The man shrugged, pointed with a forefinger and his cup. "Galley. Right there by the hot, should be."
She got up and went and opened the cabinet, found the plastic-wrapped packs and found the c-pack in a clip beside it. "Thanks," she said, coming back to sit.
"Name's Masad," the man said, and indicated the man on his left. "Joe. Johnny." The one past that.
"Bet," she said.
Other crew came through the section. And the jump-warning sounded.
"Better get hammocked-in," Masad said. Olive skin. Fortyish. Shaved head. "You got any problems?"
"No," she said, and got up and offered a hand for other cups—hard to do, a lets-be-friends move; but she was smarter than she'd grown up: the surly brat who'd signed onto Africahad gotten hell and away smarter nowadays. And a little friendly move won things with strangers, sometimes. So they handed theirs over, she chucked them all in the galley bin, then walked with them down-ring, found herself a vacant hammock, stepped in, wrapped up and snugged the tabs closed. Then she carefully put the c-pack in her breast-pocket and took her trank-dose.
Going out of here, she told herself, while the bell kept ringing and the ship drove toward jump. She had no idea where they were going. It could even be Pell. But she felt the trank take hold and felt herself drifting, old familiar feeling, live or die, you never knew how or if you'd come out when the ship made transit.
The burn stopped. They went weightless for a few seconds, inertial. And slowly the G
started pulling her down horizontally instead of vertically. Main-deck orientation, now.

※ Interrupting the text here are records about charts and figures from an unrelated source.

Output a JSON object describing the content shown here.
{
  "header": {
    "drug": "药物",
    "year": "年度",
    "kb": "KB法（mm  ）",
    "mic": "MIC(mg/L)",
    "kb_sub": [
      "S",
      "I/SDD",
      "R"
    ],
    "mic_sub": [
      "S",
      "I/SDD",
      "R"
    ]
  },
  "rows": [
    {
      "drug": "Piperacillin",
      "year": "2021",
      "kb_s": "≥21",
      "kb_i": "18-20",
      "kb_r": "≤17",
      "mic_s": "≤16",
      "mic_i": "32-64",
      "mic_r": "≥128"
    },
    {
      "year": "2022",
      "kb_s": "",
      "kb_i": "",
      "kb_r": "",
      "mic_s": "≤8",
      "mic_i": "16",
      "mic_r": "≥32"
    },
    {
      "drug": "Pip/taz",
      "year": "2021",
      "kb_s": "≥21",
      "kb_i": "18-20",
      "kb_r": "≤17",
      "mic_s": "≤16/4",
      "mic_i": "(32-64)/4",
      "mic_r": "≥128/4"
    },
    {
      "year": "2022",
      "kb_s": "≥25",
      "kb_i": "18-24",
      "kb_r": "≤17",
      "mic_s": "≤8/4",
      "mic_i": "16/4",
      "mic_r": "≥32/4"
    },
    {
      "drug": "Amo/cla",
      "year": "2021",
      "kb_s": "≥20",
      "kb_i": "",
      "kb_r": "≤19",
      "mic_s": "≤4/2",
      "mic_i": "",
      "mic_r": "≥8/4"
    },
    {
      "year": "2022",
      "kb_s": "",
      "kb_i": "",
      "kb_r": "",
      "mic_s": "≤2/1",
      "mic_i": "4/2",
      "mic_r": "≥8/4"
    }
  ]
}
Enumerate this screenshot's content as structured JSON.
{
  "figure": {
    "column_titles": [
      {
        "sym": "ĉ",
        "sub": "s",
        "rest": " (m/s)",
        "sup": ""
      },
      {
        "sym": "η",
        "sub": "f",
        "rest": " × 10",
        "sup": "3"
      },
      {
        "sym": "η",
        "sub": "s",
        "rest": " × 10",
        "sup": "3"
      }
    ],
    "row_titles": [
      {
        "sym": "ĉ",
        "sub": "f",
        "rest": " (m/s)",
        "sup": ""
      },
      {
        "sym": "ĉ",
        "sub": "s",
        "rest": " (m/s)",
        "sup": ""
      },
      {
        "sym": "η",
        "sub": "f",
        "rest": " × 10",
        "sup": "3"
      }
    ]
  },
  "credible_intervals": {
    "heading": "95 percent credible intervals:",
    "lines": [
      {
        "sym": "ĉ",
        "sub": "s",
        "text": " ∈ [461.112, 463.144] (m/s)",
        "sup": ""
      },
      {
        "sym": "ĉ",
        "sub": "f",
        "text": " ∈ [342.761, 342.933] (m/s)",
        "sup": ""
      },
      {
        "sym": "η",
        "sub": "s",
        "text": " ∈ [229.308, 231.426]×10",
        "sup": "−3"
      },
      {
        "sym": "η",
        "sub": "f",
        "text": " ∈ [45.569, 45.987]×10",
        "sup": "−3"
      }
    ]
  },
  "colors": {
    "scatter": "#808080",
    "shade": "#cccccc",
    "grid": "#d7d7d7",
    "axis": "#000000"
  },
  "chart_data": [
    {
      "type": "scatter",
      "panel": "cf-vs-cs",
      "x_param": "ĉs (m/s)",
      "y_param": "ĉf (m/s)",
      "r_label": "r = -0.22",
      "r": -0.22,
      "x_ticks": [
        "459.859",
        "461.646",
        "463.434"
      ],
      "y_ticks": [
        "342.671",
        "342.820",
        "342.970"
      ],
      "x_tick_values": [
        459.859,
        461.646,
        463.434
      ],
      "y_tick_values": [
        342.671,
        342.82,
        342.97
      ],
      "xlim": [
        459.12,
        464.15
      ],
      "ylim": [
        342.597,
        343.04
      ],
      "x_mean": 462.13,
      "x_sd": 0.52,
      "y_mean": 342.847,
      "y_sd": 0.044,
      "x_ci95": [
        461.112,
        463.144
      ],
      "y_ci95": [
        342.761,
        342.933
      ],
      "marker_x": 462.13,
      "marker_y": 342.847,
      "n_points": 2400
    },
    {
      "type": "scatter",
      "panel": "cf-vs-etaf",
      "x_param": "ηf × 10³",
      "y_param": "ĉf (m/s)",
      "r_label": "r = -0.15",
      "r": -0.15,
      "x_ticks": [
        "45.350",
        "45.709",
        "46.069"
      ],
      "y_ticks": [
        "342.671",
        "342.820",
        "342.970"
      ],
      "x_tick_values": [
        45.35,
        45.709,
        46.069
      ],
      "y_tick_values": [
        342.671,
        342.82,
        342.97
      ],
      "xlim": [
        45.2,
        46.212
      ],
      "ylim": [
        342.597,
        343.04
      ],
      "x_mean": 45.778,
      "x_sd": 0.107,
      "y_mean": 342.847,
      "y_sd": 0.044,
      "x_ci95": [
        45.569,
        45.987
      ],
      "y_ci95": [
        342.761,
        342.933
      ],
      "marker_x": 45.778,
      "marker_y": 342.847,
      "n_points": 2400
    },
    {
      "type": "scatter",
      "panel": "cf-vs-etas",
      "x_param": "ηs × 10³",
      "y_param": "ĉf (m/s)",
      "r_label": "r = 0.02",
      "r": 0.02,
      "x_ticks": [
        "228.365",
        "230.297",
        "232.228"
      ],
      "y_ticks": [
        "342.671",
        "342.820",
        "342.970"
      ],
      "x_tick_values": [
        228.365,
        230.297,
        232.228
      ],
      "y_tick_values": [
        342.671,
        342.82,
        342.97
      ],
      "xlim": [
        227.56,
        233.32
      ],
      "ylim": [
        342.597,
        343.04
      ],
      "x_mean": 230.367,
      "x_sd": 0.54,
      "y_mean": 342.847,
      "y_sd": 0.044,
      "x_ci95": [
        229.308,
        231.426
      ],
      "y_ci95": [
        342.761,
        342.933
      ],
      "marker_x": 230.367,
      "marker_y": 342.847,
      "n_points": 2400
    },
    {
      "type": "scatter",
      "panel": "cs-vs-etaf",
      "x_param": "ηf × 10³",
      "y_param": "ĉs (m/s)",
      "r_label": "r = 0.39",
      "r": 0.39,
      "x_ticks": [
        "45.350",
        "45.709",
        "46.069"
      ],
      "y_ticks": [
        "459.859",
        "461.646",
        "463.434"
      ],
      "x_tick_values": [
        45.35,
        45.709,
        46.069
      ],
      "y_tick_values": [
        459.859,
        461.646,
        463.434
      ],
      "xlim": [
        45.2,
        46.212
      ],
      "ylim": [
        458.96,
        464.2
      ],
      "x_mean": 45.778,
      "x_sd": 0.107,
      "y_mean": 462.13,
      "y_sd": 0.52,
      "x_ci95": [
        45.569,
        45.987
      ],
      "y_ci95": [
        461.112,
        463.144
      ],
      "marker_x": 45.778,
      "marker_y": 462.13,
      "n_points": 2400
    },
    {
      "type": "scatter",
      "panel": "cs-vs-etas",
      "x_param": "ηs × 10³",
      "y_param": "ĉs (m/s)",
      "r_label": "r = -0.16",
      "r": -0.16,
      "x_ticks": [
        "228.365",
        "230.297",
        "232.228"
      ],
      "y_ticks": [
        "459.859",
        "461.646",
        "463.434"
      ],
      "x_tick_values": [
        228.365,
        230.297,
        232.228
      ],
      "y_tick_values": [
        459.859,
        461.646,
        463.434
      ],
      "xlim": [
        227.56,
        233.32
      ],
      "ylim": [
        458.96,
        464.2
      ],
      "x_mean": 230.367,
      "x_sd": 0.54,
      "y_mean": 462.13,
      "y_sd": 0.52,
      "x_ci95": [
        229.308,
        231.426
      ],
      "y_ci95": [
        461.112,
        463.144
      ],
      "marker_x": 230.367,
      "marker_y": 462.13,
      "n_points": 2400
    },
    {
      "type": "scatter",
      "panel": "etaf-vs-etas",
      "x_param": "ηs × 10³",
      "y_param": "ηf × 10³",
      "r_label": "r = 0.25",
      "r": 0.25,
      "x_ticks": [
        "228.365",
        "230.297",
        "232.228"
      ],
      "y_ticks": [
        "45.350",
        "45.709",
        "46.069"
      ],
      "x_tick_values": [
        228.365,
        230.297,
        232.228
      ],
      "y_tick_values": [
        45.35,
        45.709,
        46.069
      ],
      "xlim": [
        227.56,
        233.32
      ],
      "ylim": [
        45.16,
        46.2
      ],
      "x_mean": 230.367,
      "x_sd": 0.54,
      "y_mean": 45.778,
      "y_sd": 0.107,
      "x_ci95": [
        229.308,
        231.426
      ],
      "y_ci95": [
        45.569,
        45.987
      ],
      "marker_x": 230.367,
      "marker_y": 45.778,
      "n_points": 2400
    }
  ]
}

The light that had been shining in her eyes was clearly, by body-sense, truly in the overhead, and her back was to the deck.
Going out of here.
Goodbye, Thule. Goodbye, Nan and Ely. You give stationers a good name.
Blow the rest of you to hell.
CHAPTER 8
THE FOG CLEARED, the bell that signalled system-drop was ringing, but that was for the tekkies to handle, they were making their dumps.